Using her platform as owner and editor of Los Angeles's prominent black newspaper the California Eagle from 1912-1951, L.A. race woman Charlotta Bass was at the center of black political life of the city. This article examines her life and political activism as they offer a lens into the history of black community response to the particular demography, geography, politics and economics of Los Angeles and African American's expectations of what life should be like in the city. While black Angelenos confronted pitched job market competition and familiar white resistance to black advancement, blacks in L.A. did experience a form of refracted racism; they had unprecedented home ownership levels, racist violence was much less common than it was in the South, and the presence of other people of color meant white racism was not solely directed at the black community. But even while they recognized these relatively favorable circumstances, blacks in L.A. were not complacent; rather they used these circumstances to develop unique, aggressive forms of civil rights activism. Access to L.A.'s version of the American Dream was a central goal for black Angelenos.
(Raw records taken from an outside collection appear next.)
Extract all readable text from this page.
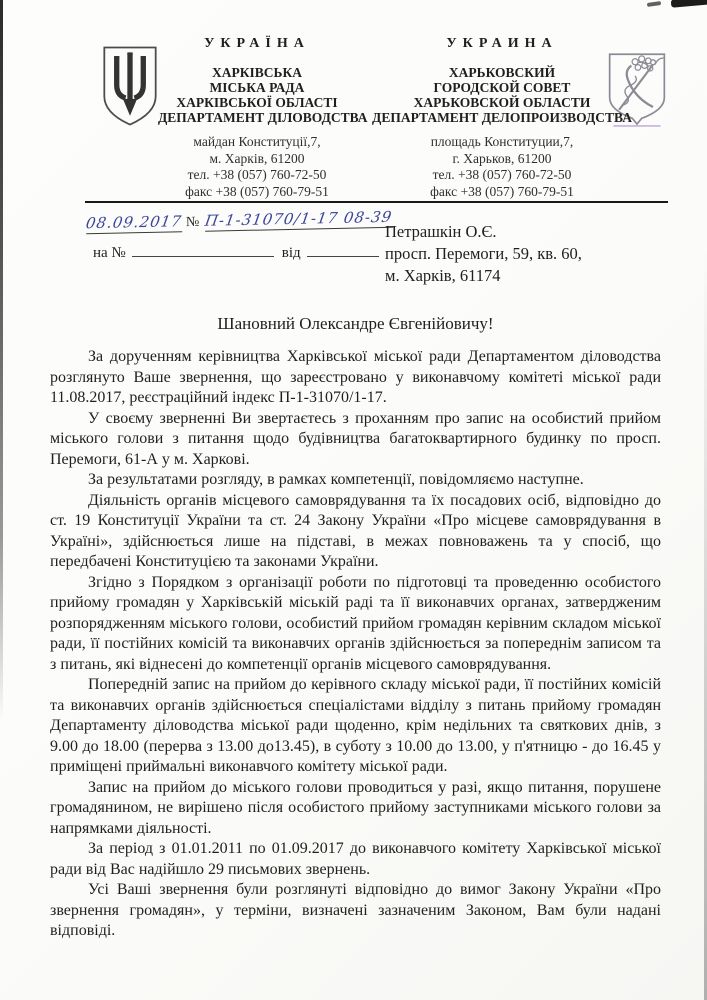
УКРАЇНА
ХАРКІВСЬКА
МІСЬКА РАДА
ХАРКІВСЬКОЇ ОБЛАСТІ
ДЕПАРТАМЕНТ ДІЛОВОДСТВА
майдан Конституції,7,
м. Харків, 61200
тел. +38 (057) 760-72-50
факс +38 (057) 760-79-51
УКРАИНА
ХАРЬКОВСКИЙ
ГОРОДСКОЙ СОВЕТ
ХАРЬКОВСКОЙ ОБЛАСТИ
ДЕПАРТАМЕНТ ДЕЛОПРОИЗВОДСТВА
площадь Конституции,7,
г. Харьков, 61200
тел. +38 (057) 760-72-50
факс +38 (057) 760-79-51
08.09.2017 № П-1-31070/1-17 08-39
на №	від
Петрашкін О.Є.
просп. Перемоги, 59, кв. 60,
м. Харків, 61174
Шановний Олександре Євгенійовичу!

За дорученням керівництва Харківської міської ради Департаментом діловодства розглянуто Ваше звернення, що зареєстровано у виконавчому комітеті міської ради 11.08.2017, реєстраційний індекс П-1-31070/1-17.

У своєму зверненні Ви звертаєтесь з проханням про запис на особистий прийом міського голови з питання щодо будівництва багатоквартирного будинку по просп. Перемоги, 61-А у м. Харкові.

За результатами розгляду, в рамках компетенції, повідомляємо наступне.

Діяльність органів місцевого самоврядування та їх посадових осіб, відповідно до ст. 19 Конституції України та ст. 24 Закону України «Про місцеве самоврядування в Україні», здійснюється лише на підставі, в межах повноважень та у спосіб, що передбачені Конституцією та законами України.

Згідно з Порядком з організації роботи по підготовці та проведенню особистого прийому громадян у Харківській міській раді та її виконавчих органах, затвердженим розпорядженням міського голови, особистий прийом громадян керівним складом міської ради, її постійних комісій та виконавчих органів здійснюється за попереднім записом та з питань, які віднесені до компетенції органів місцевого самоврядування.

Попередній запис на прийом до керівного складу міської ради, її постійних комісій та виконавчих органів здійснюється спеціалістами відділу з питань прийому громадян Департаменту діловодства міської ради щоденно, крім недільних та святкових днів, з 9.00 до 18.00 (перерва з 13.00 до13.45), в суботу з 10.00 до 13.00, у п'ятницю - до 16.45 у приміщені приймальні виконавчого комітету міської ради.

Запис на прийом до міського голови проводиться у разі, якщо питання, порушене громадянином, не вирішено після особистого прийому заступниками міського голови за напрямками діяльності.

За період з 01.01.2011 по 01.09.2017 до виконавчого комітету Харківської міської ради від Вас надійшло 29 письмових звернень.

Усі Ваші звернення були розглянуті відповідно до вимог Закону України «Про звернення громадян», у терміни, визначені зазначеним Законом, Вам були надані відповіді.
Though conditions and priorities changed over time, African Americans in the city consistently measured their success more by their relative position to white Angelenos than by comparing their condition to blacks elsewhere. They combined ideologies that elsewhere competed, chose multifaceted allies in their struggle and demanded access to opportunities that blacks elsewhere did not expect to enjoy. While popular and scholarly perspectives regularly truncate L.A.'s black history by locating its birth with the Watt's riots of 1965 and circumscribe black history making to such expressions of hopelessness, political struggle like that practiced by Bass and other black Angelenos signals hope as much as it does frustration. Her life offers a path to a richer understanding of the sunshine and noir of black political development in Los Angeles prior to 1965 and helps us to identify the city as a site of historical political resistance.